My job was the church; my church was the
church; and my friends were the church.
I had long
lamented this reality as a barrier to my ability to reach unchurched people.
But now those words were moving from an excuse to a conviction. I had to learn
a new way of living in this world. Perhaps I could have done that and stayed in
my role as a minister, but I don’t think so.
We don’t really
pay our ministers to be missionaries. Everything I was reading and hearing said
I had to spend time where people are, in coffee shops and pubs rather than in a
church office. But there were three problems with this. First, I hate coffee
and beer…seriously! So what was I supposed to do in a coffee house or pub? I
figured out I could drink hot chocolate at a Starbucks and fit in ok, but at
the neighborhood pub there is no hot chocolate option.
Second, what church
pays its preacher to hang out in pubs and have a drink with worldly people? Jesus
ate and drank with tax collectors and sinners, but preachers don’t (and look at
the reaction Jesus got from church folk!). Good brothers and sisters who want
to believe that Jesus had matzos and grape juice at the Passover would not be
ready for this!
Third, and
maybe most importantly, I liked my
church office. I liked being surrounded by my books, with my colleagues and
friends just down the hall. I liked using it as a base to prepare to preach to
Christians, to teach classes to Christians, to have planning meetings with
Christians, to lead small groups of Christians, to visit Christians in the
hospital, to comfort Christians at the funeral home, and to attend ministerial
association meetings with Christian ministers. I knew how to do this. I liked
it. I was pretty good at it.
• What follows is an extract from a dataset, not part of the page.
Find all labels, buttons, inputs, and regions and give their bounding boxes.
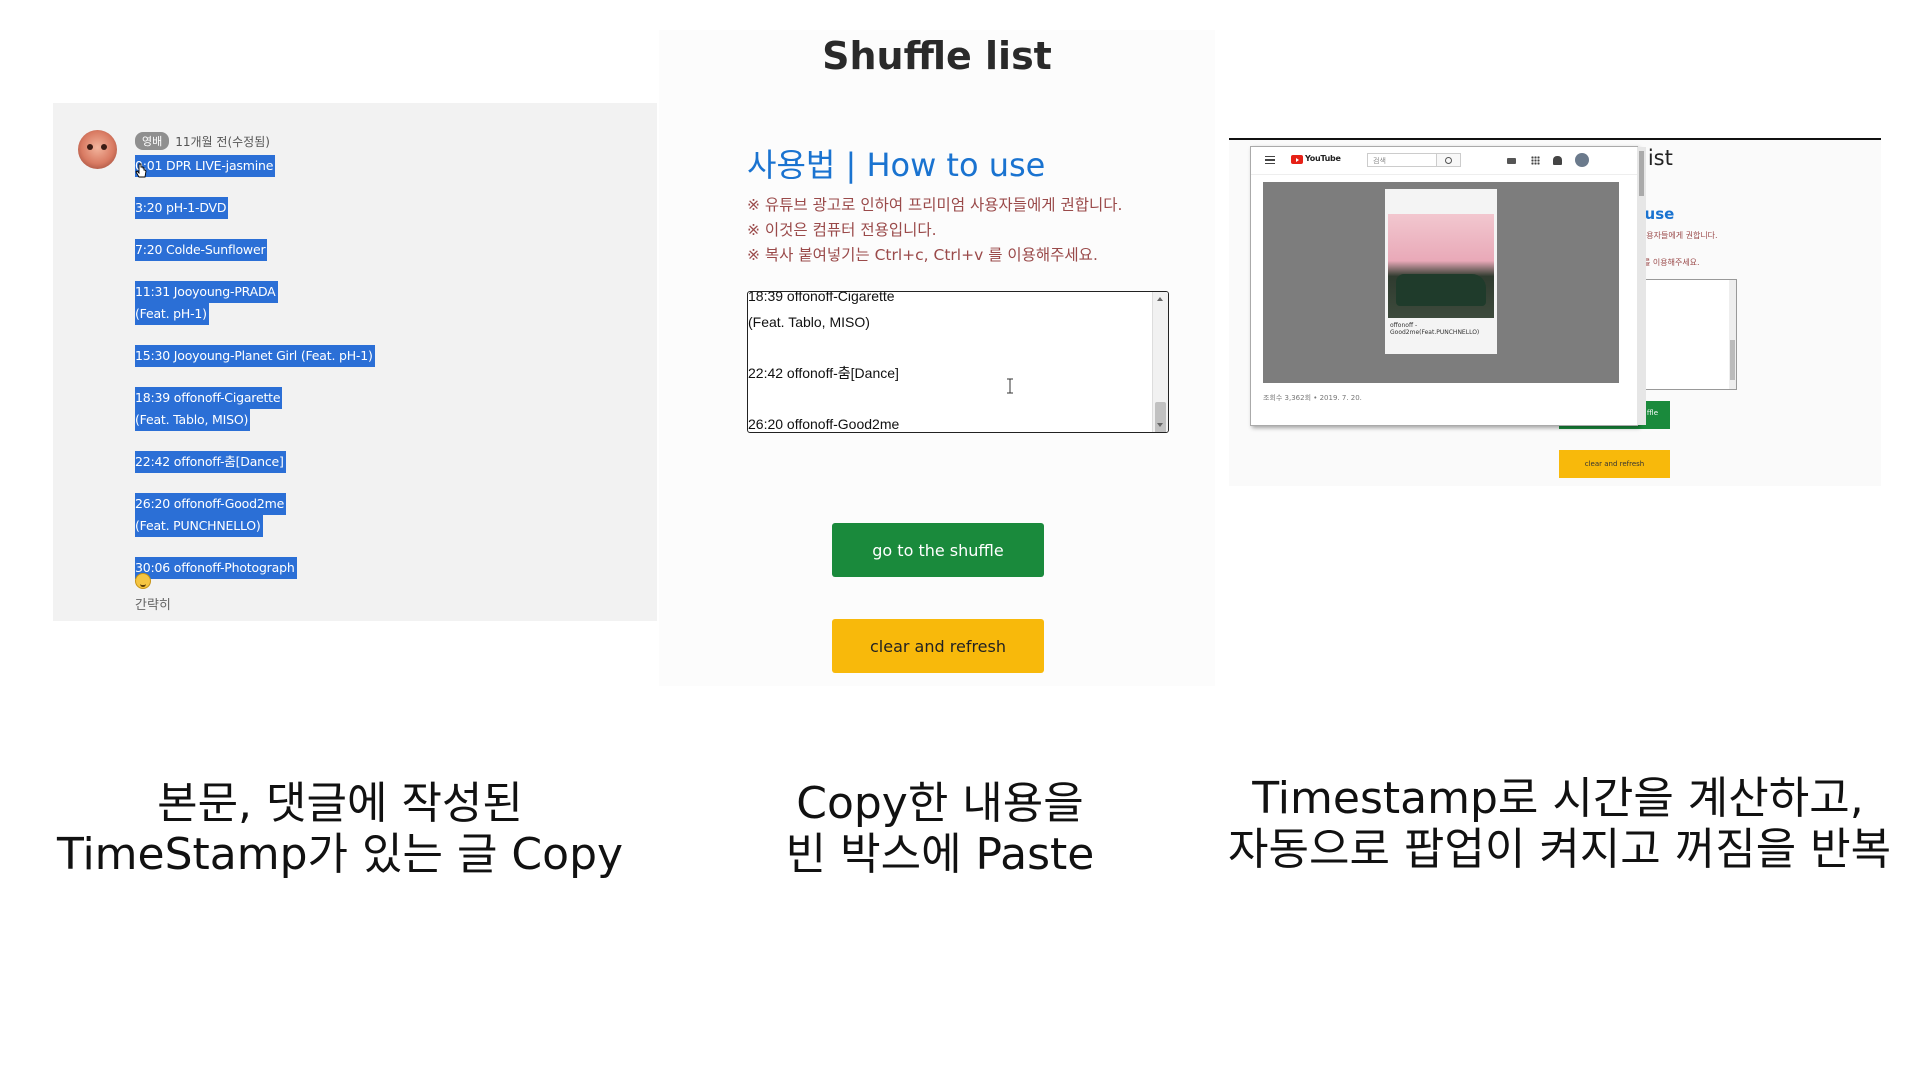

But I needed to leave it.
So we moved into
the city and have been learning a new way to live. It has taken us to new
experiences, but more importantly to new relationships. We built a house in a
transitional neighborhood, one where the privileged and underprivileged live on
the same streets. (We hadn’t planned on building, but we met the builders at a
neighborhood meeting—they live here too.) Some of our neighbors are well off
and are building new homes near their downtown offices. Others are on
government assistance. We love the socio-economic and racial diversity of these
neighbors working together to improve their community.
Now we have
open houses for our neighborhood instead of for church members. We have our
neighbors into our home, go to restaurants and events with them, and plant the
community garden with them. I play trivia at the pub with the guys (I’ve
learned to drink light beer…and have almost learned to like it). Our neighbors
invite us out to eat and to their birthday parties. For the first time in 30
years, we were invited to a Christmas party at the home of an atheist—it’s the
first time in 30 years that I have an atheist friend.
And that’s
what bothers me most—30 years of missed opportunities to be like Jesus. I look
back now and see so many chances I missed to be friends with people Jesus would
have been friends with . . . but I was too preoccupied with being a Christian.